Local politics: ‘Stuffy image and practical barriers keep young people away’

Young people are hard to get involved in local and regional politics. Student Sem Huisman and assistant professor Julien van Ostaaijen researched why that is and how political parties can engage young people: ‘Something as practical as travel expenses can already play a role.’

Sem Huisman. Image: Jack Tummers

It takes a while for the digital connection to be established properly with Sem Huisman (2002), a third-year student of Public Administration and once an intern at a municipality. That is why, in the meantime, Julien van Ostaaijen, assistant professor of Public Administration, is telling us in his office that Huisman is one of the three students with whom he conducted the research. Therefore, he would also like to mention the names of Matt Kanters and Naomi Kuijpers.

It is clear that the lecturer likes to give credit to his students: ‘I only played a coordinating role. Because the research is about young people, the implementation became a combination of my experience and their fresh research insights.’ The results are compiled in the booklet: Van drempel naar daad. Jongeren en de lokale en regionale politiek (From Threshold to Deed. Young People and Local and Regional Politics).

Why is it so difficult to engage young people in local and regional politics?

Huisman: ‘Young people have limited time because they have many other commitments, such as school, work, and maintaining personal relationships. Also, politics has a stuffy image among many young people. Furthermore, there are practical barriers. Consider travel time, travel costs and the fact that too little consideration is given to the practical world in which young people live. For example, an initiative for students is not likely to catch on if it takes place in the middle of exam week.’

Study and student associations do manage to get young people active for their associations. How does this differ from political parties?

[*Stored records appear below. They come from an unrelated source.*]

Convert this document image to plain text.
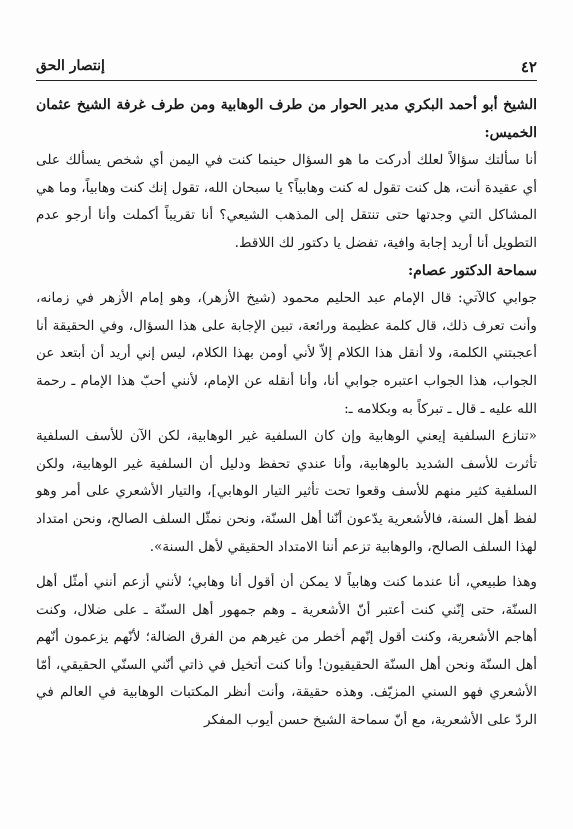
٤٢
إنتصار الحق

الشيخ أبو أحمد البكري مدير الحوار من طرف الوهابية ومن طرف غرفة الشيخ عثمان الخميس:

أنا سألتك سؤالاً لعلك أدركت ما هو السؤال حينما كنت في اليمن أي شخص يسألك على أي عقيدة أنت، هل كنت تقول له كنت وهابياً؟ يا سبحان الله، تقول إنك كنت وهابياً، وما هي المشاكل التي وجدتها حتى تنتقل إلى المذهب الشيعي؟ أنا تقريباً أكملت وأنا أرجو عدم التطويل أنا أريد إجابة وافية، تفضل يا دكتور لك اللاقط.

سماحة الدكتور عصام:

جوابي كالآتي: قال الإمام عبد الحليم محمود (شيخ الأزهر)، وهو إمام الأزهر في زمانه، وأنت تعرف ذلك، قال كلمة عظيمة ورائعة، تبين الإجابة على هذا السؤال، وفي الحقيقة أنا أعجبتني الكلمة، ولا أنقل هذا الكلام إلاّ لأني أومن بهذا الكلام، ليس إني أريد أن أبتعد عن الجواب، هذا الجواب اعتبره جوابي أنا، وأنا أنقله عن الإمام، لأنني أحبّ هذا الإمام ـ رحمة الله عليه ـ قال ـ تبركاً به وبكلامه ـ:

«تنازع السلفية إيعني الوهابية وإن كان السلفية غير الوهابية، لكن الآن للأسف السلفية تأثرت للأسف الشديد بالوهابية، وأنا عندي تحفظ ودليل أن السلفية غير الوهابية، ولكن السلفية كثير منهم للأسف وقعوا تحت تأثير التيار الوهابي]، والتيار الأشعري على أمر وهو لفظ أهل السنة، فالأشعرية يدّعون أنّنا أهل السنّة، ونحن نمثّل السلف الصالح، ونحن امتداد لهذا السلف الصالح، والوهابية تزعم أننا الامتداد الحقيقي لأهل السنة».

وهذا طبيعي، أنا عندما كنت وهابياً لا يمكن أن أقول أنا وهابي؛ لأنني أزعم أنني أمثّل أهل السنّة، حتى إنّني كنت أعتبر أنّ الأشعرية ـ وهم جمهور أهل السنّة ـ على ضلال، وكنت أهاجم الأشعرية، وكنت أقول إنّهم أخطر من غيرهم من الفرق الضالة؛ لأنّهم يزعمون أنّهم أهل السنّة ونحن أهل السنّة الحقيقيون! وأنا كنت أتخيل في ذاتي أنّني السنّي الحقيقي، أمّا الأشعري فهو السني المزيّف. وهذه حقيقة، وأنت أنظر المكتبات الوهابية في العالم في الردّ على الأشعرية، مع أنّ سماحة الشيخ حسن أيوب المفكر
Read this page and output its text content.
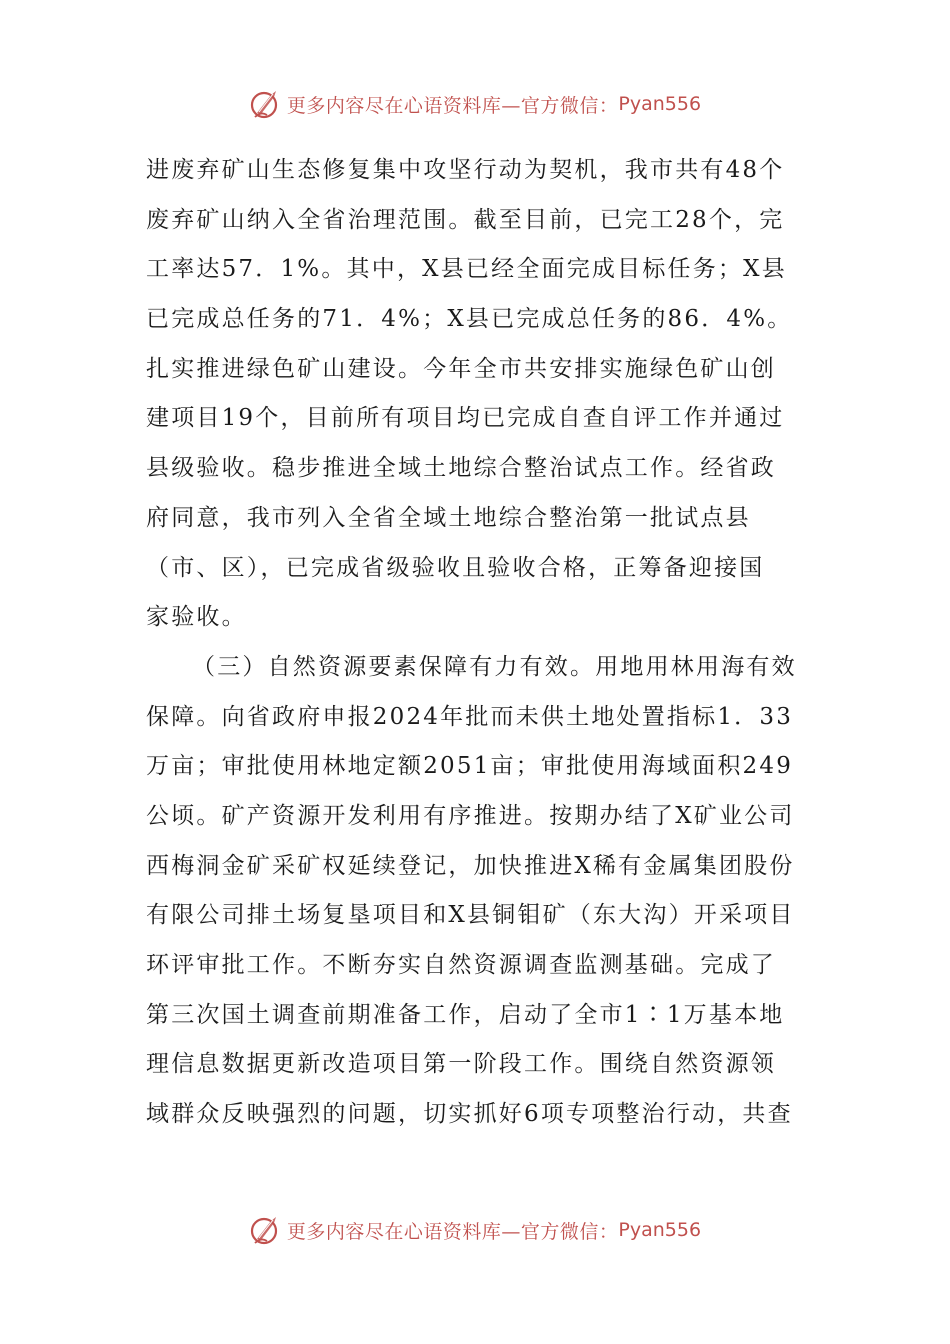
更多内容尽在心语资料库—官方微信： Pyan556
进废弃矿山生态修复集中攻坚行动为契机，我市共有48个
废弃矿山纳入全省治理范围。截至目前，已完工28个，完
工率达57．1%。其中，X县已经全面完成目标任务；X县
已完成总任务的71．4%；X县已完成总任务的86．4%。
扎实推进绿色矿山建设。今年全市共安排实施绿色矿山创
建项目19个，目前所有项目均已完成自查自评工作并通过
县级验收。稳步推进全域土地综合整治试点工作。经省政
府同意，我市列入全省全域土地综合整治第一批试点县
（市、区），已完成省级验收且验收合格，正筹备迎接国
家验收。
（三）自然资源要素保障有力有效。用地用林用海有效
保障。向省政府申报2024年批而未供土地处置指标1．33
万亩；审批使用林地定额2051亩；审批使用海域面积249
公顷。矿产资源开发利用有序推进。按期办结了X矿业公司
西梅洞金矿采矿权延续登记，加快推进X稀有金属集团股份
有限公司排土场复垦项目和X县铜钼矿（东大沟）开采项目
环评审批工作。不断夯实自然资源调查监测基础。完成了
第三次国土调查前期准备工作，启动了全市1∶1万基本地
理信息数据更新改造项目第一阶段工作。围绕自然资源领
域群众反映强烈的问题，切实抓好6项专项整治行动，共查
更多内容尽在心语资料库—官方微信： Pyan556
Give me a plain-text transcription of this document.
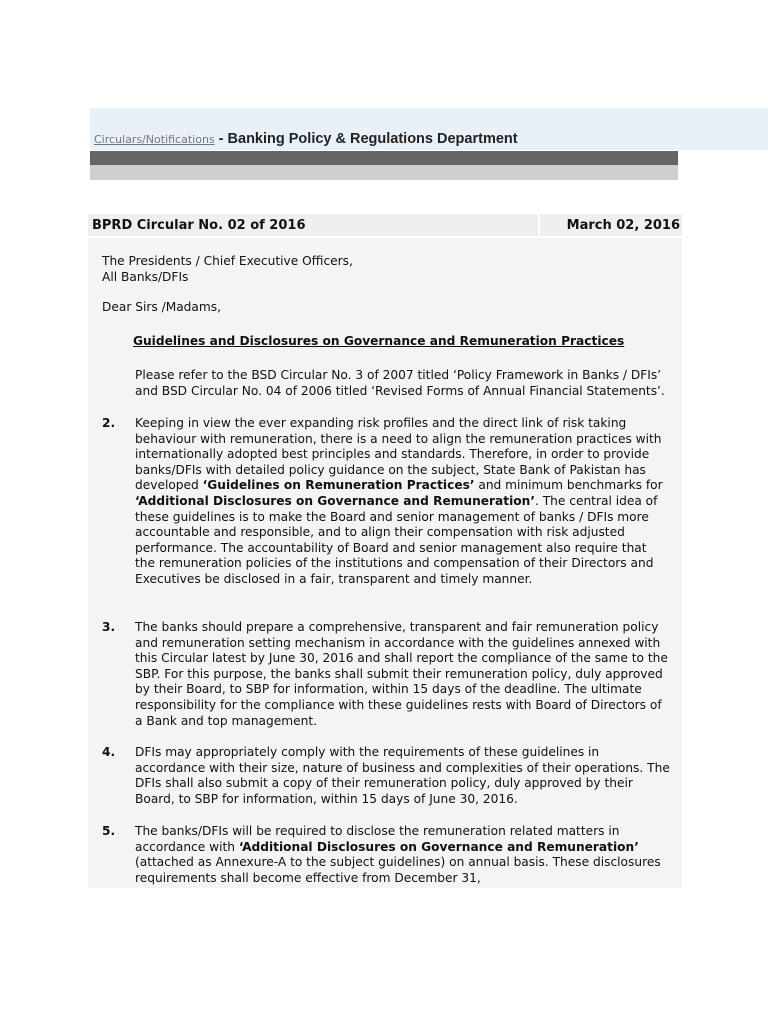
Circulars/Notifications - Banking Policy & Regulations Department
BPRD Circular No. 02 of 2016	March 02, 2016
The Presidents / Chief Executive Officers,
All Banks/DFIs
Dear Sirs /Madams,
Guidelines and Disclosures on Governance and Remuneration Practices
Please refer to the BSD Circular No. 3 of 2007 titled ‘Policy Framework in Banks / DFIs’ and BSD Circular No. 04 of 2006 titled ‘Revised Forms of Annual Financial Statements’.
2. Keeping in view the ever expanding risk profiles and the direct link of risk taking behaviour with remuneration, there is a need to align the remuneration practices with internationally adopted best principles and standards. Therefore, in order to provide banks/DFIs with detailed policy guidance on the subject, State Bank of Pakistan has developed ‘Guidelines on Remuneration Practices’ and minimum benchmarks for ‘Additional Disclosures on Governance and Remuneration’. The central idea of these guidelines is to make the Board and senior management of banks / DFIs more accountable and responsible, and to align their compensation with risk adjusted performance. The accountability of Board and senior management also require that the remuneration policies of the institutions and compensation of their Directors and Executives be disclosed in a fair, transparent and timely manner.
3. The banks should prepare a comprehensive, transparent and fair remuneration policy and remuneration setting mechanism in accordance with the guidelines annexed with this Circular latest by June 30, 2016 and shall report the compliance of the same to the SBP. For this purpose, the banks shall submit their remuneration policy, duly approved by their Board, to SBP for information, within 15 days of the deadline. The ultimate responsibility for the compliance with these guidelines rests with Board of Directors of a Bank and top management.
4. DFIs may appropriately comply with the requirements of these guidelines in accordance with their size, nature of business and complexities of their operations. The DFIs shall also submit a copy of their remuneration policy, duly approved by their Board, to SBP for information, within 15 days of June 30, 2016.
5. The banks/DFIs will be required to disclose the remuneration related matters in accordance with ‘Additional Disclosures on Governance and Remuneration’ (attached as Annexure-A to the subject guidelines) on annual basis. These disclosures requirements shall become effective from December 31,
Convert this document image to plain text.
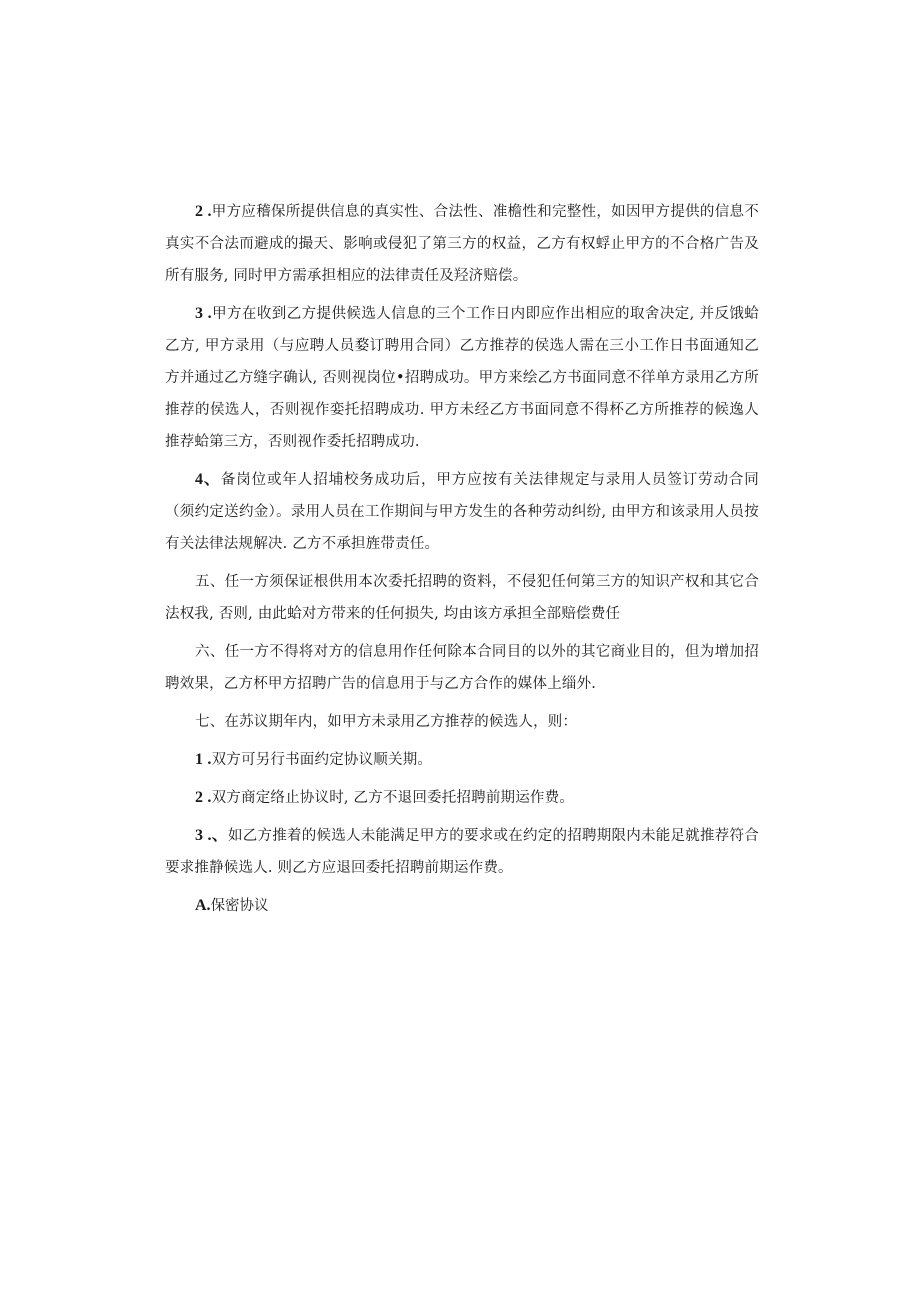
2 .甲方应稽保所提供信息的真实性、合法性、准檐性和完整性，如因甲方提供的信息不真实不合法而避成的撮天、影响或侵犯了第三方的权益，乙方有权蜉止甲方的不合格广告及所有服务, 同时甲方需承担相应的法律责任及羟济赔偿。

3 .甲方在收到乙方提供候选人信息的三个工作日内即应作出相应的取舍决定, 并反饿蛤乙方, 甲方录用（与应聘人员婺订聘用合同）乙方推荐的侯选人需在三小工作日书面通知乙方并通过乙方缝字确认, 否则视岗位•招聘成功。甲方来绘乙方书面同意不徉单方录用乙方所推荐的侯选人，否则视作娈托招聘成功. 甲方未经乙方书面同意不得杯乙方所推荐的候逸人推荐蛤第三方，否则视作委托招聘成功.

4、备岗位或年人招埔校务成功后，甲方应按有关法律规定与录用人员签订劳动合同（须约定送约金）。录用人员在工作期间与甲方发生的各种劳动纠纷, 由甲方和该录用人员按有关法律法规解决. 乙方不承担旌带责任。

五、任一方须保证根供用本次委托招聘的资料，不侵犯任何第三方的知识产权和其它合法权我, 否则, 由此蛤对方带来的任何损失, 均由该方承担全部赔偿费任

六、任一方不得将对方的信息用作任何除本合同目的以外的其它商业目的，但为增加招聘效果，乙方杯甲方招聘广告的信息用于与乙方合作的媒体上缁外.

七、在苏议期年内，如甲方未录用乙方推荐的候选人，则：

1 .双方可另行书面约定协议顺关期。

2 .双方商定络止协议时, 乙方不退回委托招聘前期运作费。

3 .、如乙方推着的候选人未能满足甲方的要求或在约定的招聘期限内未能足就推荐符合要求推静候选人. 则乙方应退回委托招聘前期运作费。

A.保密协议
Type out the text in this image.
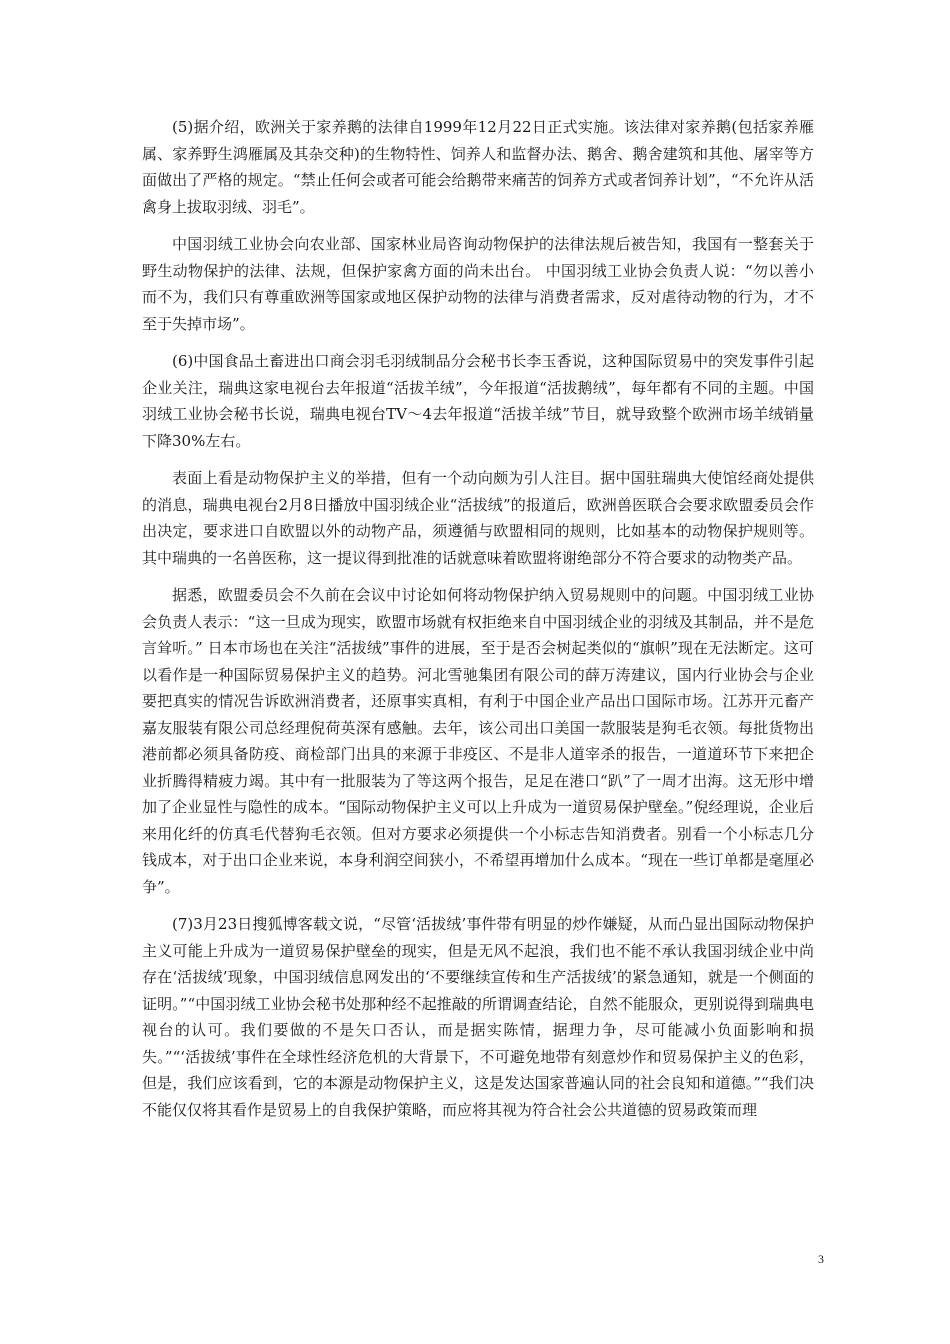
(5)据介绍，欧洲关于家养鹅的法律自1999年12月22日正式实施。该法律对家养鹅(包括家养雁属、家养野生鸿雁属及其杂交种)的生物特性、饲养人和监督办法、鹅舍、鹅舍建筑和其他、屠宰等方面做出了严格的规定。“禁止任何会或者可能会给鹅带来痛苦的饲养方式或者饲养计划”，“不允许从活禽身上拔取羽绒、羽毛”。

中国羽绒工业协会向农业部、国家林业局咨询动物保护的法律法规后被告知，我国有一整套关于野生动物保护的法律、法规，但保护家禽方面的尚未出台。 中国羽绒工业协会负责人说：“勿以善小而不为，我们只有尊重欧洲等国家或地区保护动物的法律与消费者需求，反对虐待动物的行为，才不至于失掉市场”。

(6)中国食品土畜进出口商会羽毛羽绒制品分会秘书长李玉香说，这种国际贸易中的突发事件引起企业关注，瑞典这家电视台去年报道“活拔羊绒”，今年报道“活拔鹅绒”，每年都有不同的主题。中国羽绒工业协会秘书长说，瑞典电视台TV～4去年报道“活拔羊绒”节目，就导致整个欧洲市场羊绒销量下降30%左右。

表面上看是动物保护主义的举措，但有一个动向颇为引人注目。据中国驻瑞典大使馆经商处提供的消息，瑞典电视台2月8日播放中国羽绒企业“活拔绒”的报道后，欧洲兽医联合会要求欧盟委员会作出决定，要求进口自欧盟以外的动物产品，须遵循与欧盟相同的规则，比如基本的动物保护规则等。其中瑞典的一名兽医称，这一提议得到批准的话就意味着欧盟将谢绝部分不符合要求的动物类产品。

据悉，欧盟委员会不久前在会议中讨论如何将动物保护纳入贸易规则中的问题。中国羽绒工业协会负责人表示：“这一旦成为现实，欧盟市场就有权拒绝来自中国羽绒企业的羽绒及其制品，并不是危言耸听。” 日本市场也在关注“活拔绒”事件的进展，至于是否会树起类似的“旗帜”现在无法断定。这可以看作是一种国际贸易保护主义的趋势。河北雪驰集团有限公司的薛万涛建议，国内行业协会与企业要把真实的情况告诉欧洲消费者，还原事实真相，有利于中国企业产品出口国际市场。江苏开元畜产嘉友服装有限公司总经理倪荷英深有感触。去年，该公司出口美国一款服装是狗毛衣领。每批货物出港前都必须具备防疫、商检部门出具的来源于非疫区、不是非人道宰杀的报告，一道道环节下来把企业折腾得精疲力竭。其中有一批服装为了等这两个报告，足足在港口“趴”了一周才出海。这无形中增加了企业显性与隐性的成本。“国际动物保护主义可以上升成为一道贸易保护壁垒。”倪经理说，企业后来用化纤的仿真毛代替狗毛衣领。但对方要求必须提供一个小标志告知消费者。别看一个小标志几分钱成本，对于出口企业来说，本身利润空间狭小，不希望再增加什么成本。“现在一些订单都是毫厘必争”。

(7)3月23日搜狐博客载文说，“尽管‘活拔绒’事件带有明显的炒作嫌疑，从而凸显出国际动物保护主义可能上升成为一道贸易保护壁垒的现实，但是无风不起浪，我们也不能不承认我国羽绒企业中尚存在‘活拔绒’现象，中国羽绒信息网发出的‘不要继续宣传和生产活拔绒’的紧急通知，就是一个侧面的证明。”“中国羽绒工业协会秘书处那种经不起推敲的所谓调查结论，自然不能服众，更别说得到瑞典电视台的认可。我们要做的不是矢口否认，而是据实陈情，据理力争，尽可能减小负面影响和损失。”“‘活拔绒’事件在全球性经济危机的大背景下，不可避免地带有刻意炒作和贸易保护主义的色彩，但是，我们应该看到，它的本源是动物保护主义，这是发达国家普遍认同的社会良知和道德。”“我们决不能仅仅将其看作是贸易上的自我保护策略，而应将其视为符合社会公共道德的贸易政策而理

3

Van Ostaaijen: ‘Because the above thresholds do not apply there. Besides, young people attract other young people. You quickly hear from each other how nice a study association is, but not how nice politics can be. Moreover, it has to be about themes that suit you. Young people often have the idea that politics is not about things that interest them.’

What works to get young people involved in local and regional politics?

Huisman: ‘Among other things by involving young people in an accessible way. This can be done, for example, by using social media and a buddy system. With such a buddy system, young people know that they are supported by a mentor.

‘Street visibility and social media are important, as is a good image. An active party that organizes get-togethers and outings attracts young people, who can approach other young people. That way you create a connection with a fun group.

‘Young people can become motivated when an issue affects them. The discussion about the nitrogen policy is an example of this. This was an external stimulus for many young people to become intrinsically motivated and, for example, to demonstrate. If you talk to students about their student debt, this topic will appeal to them. So if you want to involve young people in politics, you also have to look at the needs and interests of this group.’